Freaking nice buck!!!


----------



## Screeminreel

Great buck. I agree the older they get the more character and mass they aquire. I have no issue with them growing old, I just wished the folks who hunt the properties around us had a similar thought process.


----------



## 1976Bronc

A super congrats to you on a heck of a buck!!!! :cheers:


----------



## michaelbaranowski

Looks like the antler restriction is paying off.


----------



## Clint Leopold

Nice buck Wes! Looks like you finally closed the deal on one. Gonna be a long season for the hogs now.


----------



## rlw

Great job Wes. But u could smile he's already dead, don't have to be mad at him anymore.


----------



## justin-credible1982

great buck! congrats!


----------



## Rack Ranch

Very nice.. congrats .. Whats the story ?? hunting acorns, trails, water, corn ?? What it take to trick'em..Walker


----------



## steelrain202

awesome I am jealous I cant bow hunt this year. Just had my shoulder rebuilt UGH.


----------



## Bucksnort

Say Cheeeeeeeese next time. Awesome deer congratulations to you.


----------



## Gunslinger

Great Buck! Good shot for it being the 1st deer kill of the season also. Nerves of steel.


----------



## capt.sandbar

Heck of a buck! Congrats!!


----------



## Trouthunter

Wesley doesn't smile much.

Great buck!

TH


----------



## eastmattycjh

Trouthunter said:


> Wesley doesn't smile much.
> 
> Great buck!
> 
> TH


I guess not! If that don't make you smile nothin' will!:cheers:


----------



## rlw

Talked to Wes at Academy while ago he said the 'skeeters were eating him up couldn't get the pix over fast enough.


----------



## Gethookedadventures

palmwad89 said:


> beautiful buck, but score looks a little generous.

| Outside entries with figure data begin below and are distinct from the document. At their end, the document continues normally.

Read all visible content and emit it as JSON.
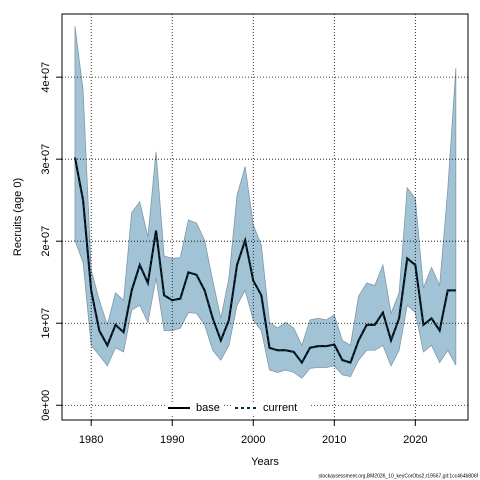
{
  "chart_data": {
    "type": "line",
    "x_label": "Years",
    "y_label": "Recruits (age 0)",
    "footer": "stockassessment.org,BM2026_10_keyCorObs2,r19567,git:1cc464b806f",
    "x": [
      1978,
      1979,
      1980,
      1981,
      1982,
      1983,
      1984,
      1985,
      1986,
      1987,
      1988,
      1989,
      1990,
      1991,
      1992,
      1993,
      1994,
      1995,
      1996,
      1997,
      1998,
      1999,
      2000,
      2001,
      2002,
      2003,
      2004,
      2005,
      2006,
      2007,
      2008,
      2009,
      2010,
      2011,
      2012,
      2013,
      2014,
      2015,
      2016,
      2017,
      2018,
      2019,
      2020,
      2021,
      2022,
      2023,
      2024,
      2025
    ],
    "band": {
      "color": "#a2c3d5",
      "edge_color": "#7f99a8",
      "upper": [
        46200000,
        38400000,
        16500000,
        12800000,
        9800000,
        13700000,
        12800000,
        23500000,
        24800000,
        20500000,
        30900000,
        18200000,
        17900000,
        18000000,
        22600000,
        22200000,
        20100000,
        15200000,
        10600000,
        15500000,
        25600000,
        29100000,
        22000000,
        19500000,
        10100000,
        9400000,
        10100000,
        9400000,
        7300000,
        10400000,
        10600000,
        10400000,
        11000000,
        7900000,
        7300000,
        13300000,
        14900000,
        14600000,
        17100000,
        11200000,
        13700000,
        26500000,
        25200000,
        14300000,
        16800000,
        14600000,
        26200000,
        41100000
      ],
      "lower": [
        20100000,
        17400000,
        7300000,
        6100000,
        4800000,
        7000000,
        6500000,
        11600000,
        12200000,
        10100000,
        15500000,
        9100000,
        9100000,
        9400000,
        11300000,
        11200000,
        9800000,
        6700000,
        5500000,
        7300000,
        12200000,
        14000000,
        10400000,
        9100000,
        4300000,
        4000000,
        4300000,
        4000000,
        3300000,
        4500000,
        4600000,
        4600000,
        4800000,
        3700000,
        3500000,
        5500000,
        6700000,
        6700000,
        7300000,
        4800000,
        6700000,
        12200000,
        11300000,
        6500000,
        7300000,
        5200000,
        6700000,
        4900000
      ]
    },
    "series": [
      {
        "name": "base",
        "color": "#000000",
        "dashed": false,
        "values": [
          30200000,
          25000000,
          14000000,
          9100000,
          7300000,
          9800000,
          8900000,
          14000000,
          17100000,
          14900000,
          21300000,
          13400000,
          12800000,
          13000000,
          16200000,
          15900000,
          14000000,
          10600000,
          7900000,
          10400000,
          17100000,
          20100000,
          15200000,
          13400000,
          7000000,
          6700000,
          6700000,
          6500000,
          5200000,
          7000000,
          7200000,
          7200000,
          7400000,
          5500000,
          5200000,
          7900000,
          9800000,
          9800000,
          11300000,
          7900000,
          10600000,
          17900000,
          17100000,
          9800000,
          10600000,
          9100000,
          14000000,
          14000000
        ]
      },
      {
        "name": "current",
        "color": "#0b2b3c",
        "dashed": true,
        "values": [
          30200000,
          25000000,
          14000000,
          9100000,
          7300000,
          9800000,
          8900000,
          14000000,
          17100000,
          14900000,
          21300000,
          13400000,
          12800000,
          13000000,
          16200000,
          15900000,
          14000000,
          10600000,
          7900000,
          10400000,
          17100000,
          20100000,
          15200000,
          13400000,
          7000000,
          6700000,
          6700000,
          6500000,
          5200000,
          7000000,
          7200000,
          7200000,
          7400000,
          5500000,
          5200000,
          7900000,
          9800000,
          9800000,
          11300000,
          7900000,
          10600000,
          17900000,
          17100000,
          9800000,
          10600000,
          9100000,
          14000000,
          14000000
        ]
      }
    ],
    "xlim": [
      1976.4,
      2026.5
    ],
    "xticks": [
      1980,
      1990,
      2000,
      2010,
      2020
    ],
    "ylim": [
      -1800000,
      47700000
    ],
    "yticks": [
      {
        "value": 0,
        "label": "0e+00"
      },
      {
        "value": 10000000,
        "label": "1e+07"
      },
      {
        "value": 20000000,
        "label": "2e+07"
      },
      {
        "value": 30000000,
        "label": "3e+07"
      },
      {
        "value": 40000000,
        "label": "4e+07"
      }
    ],
    "grid": true,
    "legend": "bottom"
  }
}
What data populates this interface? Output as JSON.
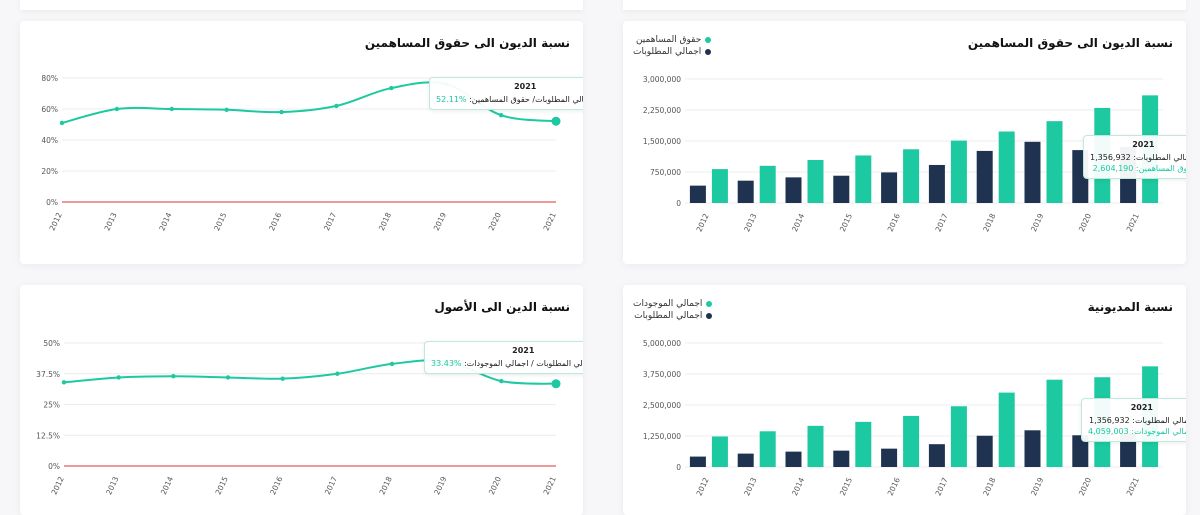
{
  "colors": {
    "teal": "#1dc9a0",
    "navy": "#1f3350",
    "red": "#e45b5b",
    "grid": "#ececec"
  },
  "debt_equity_line": {
    "title": "نسبة الديون الى حقوق المساهمين",
    "tooltip": {
      "year": "2021",
      "label": "نسبة اجمالي المطلوبات/ حقوق المساهمين:",
      "value": "%52.11"
    }
  },
  "debt_equity_bars": {
    "title": "نسبة الديون الى حقوق المساهمين",
    "legend": [
      "حقوق المساهمين",
      "اجمالي المطلوبات"
    ],
    "tooltip": {
      "year": "2021",
      "row1_label": "اجمالي المطلوبات:",
      "row1_value": "1,356,932",
      "row2_label": "حقوق المساهمين:",
      "row2_value": "2,604,190"
    }
  },
  "debt_assets_line": {
    "title": "نسبة الدين الى الأصول",
    "tooltip": {
      "year": "2021",
      "label": "نسبة اجمالي المطلوبات / اجمالي الموجودات:",
      "value": "%33.43"
    }
  },
  "indebtedness_bars": {
    "title": "نسبة المديونية",
    "legend": [
      "اجمالي الموجودات",
      "اجمالي المطلوبات"
    ],
    "tooltip": {
      "year": "2021",
      "row1_label": "اجمالي المطلوبات:",
      "row1_value": "1,356,932",
      "row2_label": "اجمالي الموجودات:",
      "row2_value": "4,059,003"
    }
  },
  "chart_data": [
    {
      "type": "line",
      "title": "نسبة الديون الى حقوق المساهمين",
      "categories": [
        "2012",
        "2013",
        "2014",
        "2015",
        "2016",
        "2017",
        "2018",
        "2019",
        "2020",
        "2021"
      ],
      "series": [
        {
          "values": [
            51,
            60,
            60,
            59.5,
            58,
            62,
            73.5,
            76,
            56,
            52.11
          ]
        }
      ],
      "baseline": 0,
      "yticks": [
        "0%",
        "20%",
        "40%",
        "60%",
        "80%"
      ],
      "ylim": [
        0,
        80
      ]
    },
    {
      "type": "bar",
      "title": "نسبة الديون الى حقوق المساهمين",
      "categories": [
        "2012",
        "2013",
        "2014",
        "2015",
        "2016",
        "2017",
        "2018",
        "2019",
        "2020",
        "2021"
      ],
      "series": [
        {
          "name": "اجمالي المطلوبات",
          "values": [
            420000,
            540000,
            620000,
            660000,
            740000,
            920000,
            1260000,
            1480000,
            1280000,
            1356932
          ]
        },
        {
          "name": "حقوق المساهمين",
          "values": [
            820000,
            900000,
            1040000,
            1150000,
            1300000,
            1510000,
            1730000,
            1980000,
            2300000,
            2604190
          ]
        }
      ],
      "yticks": [
        "0",
        "750,000",
        "1,500,000",
        "2,250,000",
        "3,000,000"
      ],
      "ylim": [
        0,
        3000000
      ]
    },
    {
      "type": "line",
      "title": "نسبة الدين الى الأصول",
      "categories": [
        "2012",
        "2013",
        "2014",
        "2015",
        "2016",
        "2017",
        "2018",
        "2019",
        "2020",
        "2021"
      ],
      "series": [
        {
          "values": [
            34,
            36,
            36.5,
            36,
            35.5,
            37.5,
            41.5,
            42.5,
            34.5,
            33.43
          ]
        }
      ],
      "baseline": 0,
      "yticks": [
        "0%",
        "12.5%",
        "25%",
        "37.5%",
        "50%"
      ],
      "ylim": [
        0,
        50
      ]
    },
    {
      "type": "bar",
      "title": "نسبة المديونية",
      "categories": [
        "2012",
        "2013",
        "2014",
        "2015",
        "2016",
        "2017",
        "2018",
        "2019",
        "2020",
        "2021"
      ],
      "series": [
        {
          "name": "اجمالي المطلوبات",
          "values": [
            420000,
            540000,
            620000,
            660000,
            740000,
            920000,
            1260000,
            1480000,
            1280000,
            1356932
          ]
        },
        {
          "name": "اجمالي الموجودات",
          "values": [
            1230000,
            1440000,
            1660000,
            1820000,
            2060000,
            2450000,
            3000000,
            3520000,
            3620000,
            4059003
          ]
        }
      ],
      "yticks": [
        "0",
        "1,250,000",
        "2,500,000",
        "3,750,000",
        "5,000,000"
      ],
      "ylim": [
        0,
        5000000
      ]
    }
  ]
}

Score looks spot on to me! Beautiful buck!


----------



## fishit

very nice - congrats!


----------



## Aggie_Snowman'04

Green for that hoss, congrats!:clover:


----------



## MigllaFishKilla

very nice how much>?


----------



## wrsmolik

*matagorda co buck*



palmwad89 said:


> beautiful buck, but score looks a little generous.


i did not score it billy with big buck bow hunt scored it for his contest go to www.foreverlast.com


----------



## txjustin

Where abouts in Matagorda County? I used to hunt in Matty county is why I am asking. I hunted Runnells Pierce Ranch for a few years and say a few of this caliber.


----------



## Gilbert

wrsmolik said:


> THE BEST FIRST WEEKEND EVER. GROSS 158 5/8. THAT IS WHAT YOU GET WHEN LET GROW TO 7 1/2.


nice kill.


----------



## Auer Power

Monster buck for Matty county! Congrats!


----------



## TXwhtlHNTR

:smile:

Great buck, WTG.


----------



## Domino

Congrats on a very very nice buck.


----------



## STEADLY CHASING BLUES

I got to see this buck first hand and he is all that! Wesley has watched this deer hais whole life and two years ago started hunting him and finally got a shot, I felt bad for wesley when (zoro) showed up on our place a month before the bow season. I thought I was gonna have to ask premission to sling an arrow? Congratulations it couldn't of happened to a more deserving hunter!!


----------



## buckbuddy

*CONGRATS! GOOD LOOKING BUCK!!*


----------



## Josh5

Congrats!!! That is a beautiful buck. Way to hang in there hunting him for multiple years ! Awesome.


----------



## saintsfan

very nice buck.


----------



## albert white

Why do you look so ****** off? A smile from ear to ear would have made for a better picture.


----------



## Txfirenfish

big congrats to you on a magnificent deer


----------



## Seeker

Wrsmolik, nice buck! What is the make and model of your weapon of choice there? It looks like my Mathews DXT. Nice bow. Bet it never saw it coming. ;-)


----------



## twdjr

Congrats on the great looking deer!


----------



## ONDABORDER

Beautiful buck! Congrats are in order! Good shot too - right on the money. 

Remember when my uncles talked about the small deer in Brazoria, Matagorda, etc.(all up & down the riverbottom counties) before bigs bucks were imported to improve the size.
:texasflag


----------



## Khoutx

Nice


----------